Americans are sick of "staycations": this summer they're leaving the home and willing to spend for proper vacations. And travel stocks — hotels, cruise lines, and airlines — are reaping the benefits. July was a stellar month for the sector, which outperformed the broader market. The S&P 500 hotel index is up 15 percent for the month and the Amex Airline index is up some 12.5% for the month.
Bottom line: people are willing to plan ahead and invest in vacations. This is a contrast to last summer, when consumers were wary of spending and anxious to commit to anything too far in advance. Consumers are still watching their dollars, so they're searching for deals and good values. Another factor: gas prices rose slowly, so we don't have any sticker shock that keeps families from hitting the road.
Cruises are certainly profiting from hunt for value: AAA reports a 20 percent jump in its cruise bookings this summer from last year. A number of new mega-ships have hit the water, increasing capacity. And the cruise lines are offering just enough discounts to fill their new berths. Royal Caribbean shares are up 27 percent in July, bolstered by better-than expected earnings last week. Carnival stock is fifteen percent higher.
Hotels are benefiting from a return of both leisure and business travelers. Total hotel occupancy, a key indicator of travel industry health, grew 6.2 percent in the second quarter and continued to improve over the course of July, according to Smith Travel Research. Business travel recovered at an even faster pace. Corporate travel, as measured by mid-week daily occupancy, was up between 7.5 percent and 9 percent over the second quarter last year.

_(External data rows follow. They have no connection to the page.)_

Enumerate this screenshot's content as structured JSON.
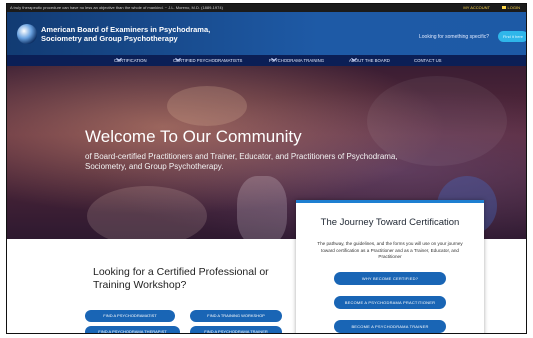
{
  "top_bar": {
    "quote": "A truly therapeutic procedure can have no less an objective than the whole of mankind. ~ J.L. Moreno, M.D. (1889-1974)",
    "my_account": "MY ACCOUNT",
    "login": "LOGIN"
  },
  "header": {
    "org_line1": "American Board of Examiners in Psychodrama,",
    "org_line2": "Sociometry and Group Psychotherapy",
    "search_prompt": "Looking for something specific?",
    "search_button": "Find it here"
  },
  "nav": {
    "items": [
      {
        "label": "CERTIFICATION"
      },
      {
        "label": "CERTIFIED PSYCHODRAMATISTS"
      },
      {
        "label": "PSYCHODRAMA TRAINING"
      },
      {
        "label": "ABOUT THE BOARD"
      },
      {
        "label": "CONTACT US"
      }
    ]
  },
  "hero": {
    "title": "Welcome To Our Community",
    "subtitle": "of Board-certified Practitioners and Trainer, Educator, and Practitioners of Psychodrama, Sociometry, and Group Psychotherapy."
  },
  "card": {
    "title": "The Journey Toward Certification",
    "text": "The pathway, the guidelines, and the forms you will use on your journey toward certification as a Practitioner and as a Trainer, Educator, and Practitioner",
    "buttons": [
      {
        "label": "WHY BECOME CERTIFIED?"
      },
      {
        "label": "BECOME A PSYCHODRAMA PRACTITIONER"
      },
      {
        "label": "BECOME A PSYCHODRAMA TRAINER"
      }
    ]
  },
  "lower": {
    "heading": "Looking for a Certified Professional or Training Workshop?",
    "buttons": [
      {
        "label": "FIND A PSYCHODRAMATIST"
      },
      {
        "label": "FIND A TRAINING WORKSHOP"
      },
      {
        "label": "FIND A PSYCHODRAMA THERAPIST"
      },
      {
        "label": "FIND A PSYCHODRAMA TRAINER"
      }
    ]
  }
}
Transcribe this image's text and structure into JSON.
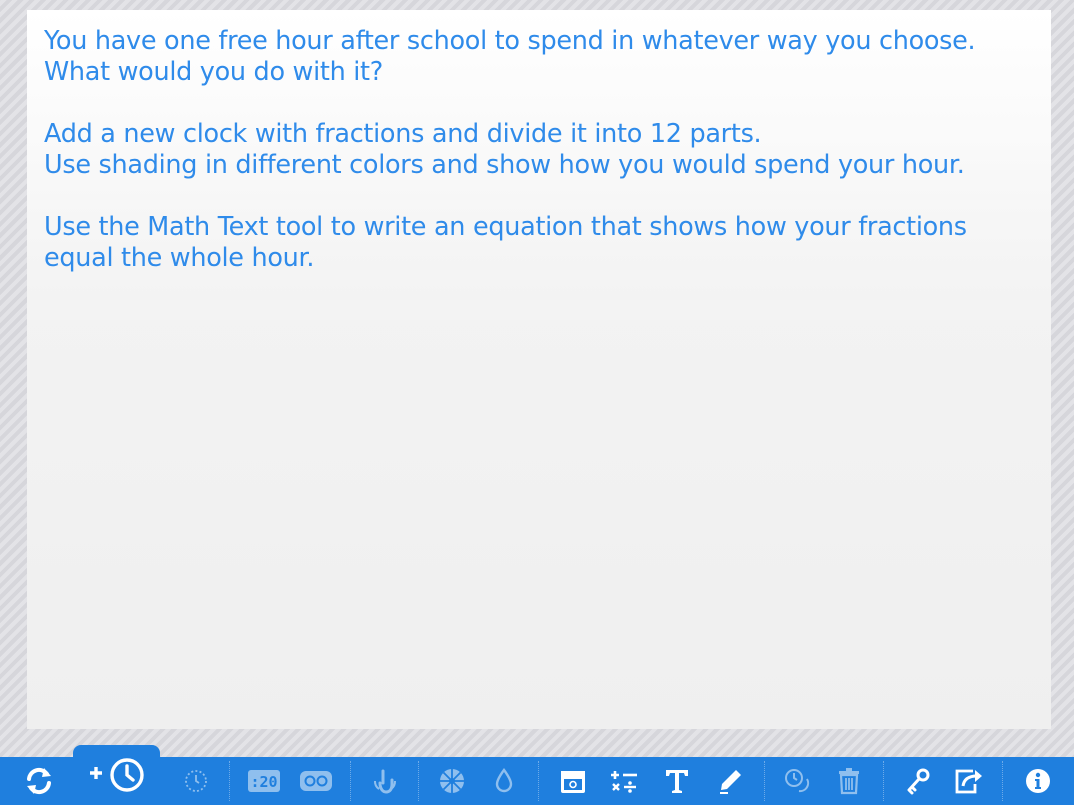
{
  "instructions": {
    "paragraph1": {
      "line1": "You have one free hour after school to spend in whatever way you choose.",
      "line2": "What would you do with it?"
    },
    "paragraph2": {
      "line1": "Add a new clock with fractions and divide it into 12 parts.",
      "line2": "Use shading in different colors and show how you would spend your hour."
    },
    "paragraph3": {
      "line1": "Use the Math Text tool to write an equation that shows how your fractions",
      "line2": "equal the whole hour."
    }
  },
  "toolbar": {
    "digital_readout": ":20",
    "buttons": [
      {
        "icon": "refresh-icon",
        "enabled": true
      },
      {
        "icon": "add-clock-icon",
        "enabled": true
      },
      {
        "icon": "clock-ticks-icon",
        "enabled": false
      },
      {
        "icon": "digital-clock-icon",
        "enabled": false
      },
      {
        "icon": "time-span-icon",
        "enabled": false
      },
      {
        "icon": "rotate-hand-icon",
        "enabled": false
      },
      {
        "icon": "fraction-pie-icon",
        "enabled": false
      },
      {
        "icon": "fill-drop-icon",
        "enabled": false
      },
      {
        "icon": "calendar-icon",
        "enabled": true
      },
      {
        "icon": "math-text-icon",
        "enabled": true
      },
      {
        "icon": "text-tool-icon",
        "enabled": true
      },
      {
        "icon": "pen-icon",
        "enabled": true
      },
      {
        "icon": "duplicate-clock-icon",
        "enabled": false
      },
      {
        "icon": "trash-icon",
        "enabled": false
      },
      {
        "icon": "key-icon",
        "enabled": true
      },
      {
        "icon": "share-icon",
        "enabled": true
      },
      {
        "icon": "info-icon",
        "enabled": true
      }
    ]
  },
  "colors": {
    "text": "#2f8bea",
    "toolbar": "#1f7fde",
    "icon": "#ffffff"
  }
}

A number of hotel stocks soared this month: Wyndam stock is up over 25 percent, Starwood is up about 18 percent, and Marriott up some 12.5 percent.
Airlines have cut back capacity over the past few years, but this summer seats are packed. Travelocity says its summer airfares are up over 20 percent from last year, a sure sign of higher demand.
One area in the vacation space that's still suffering is vacation ownership clubs. JMP Securities reports that the vacation ownership business is currently running at about 50 percent of peak revenues. Starwood says it doesn't expect those trends to improve in the second half of the year.
Consumers may be spending again, but they're spending carefully, and buying a time share may be too big an investment for this cautious market.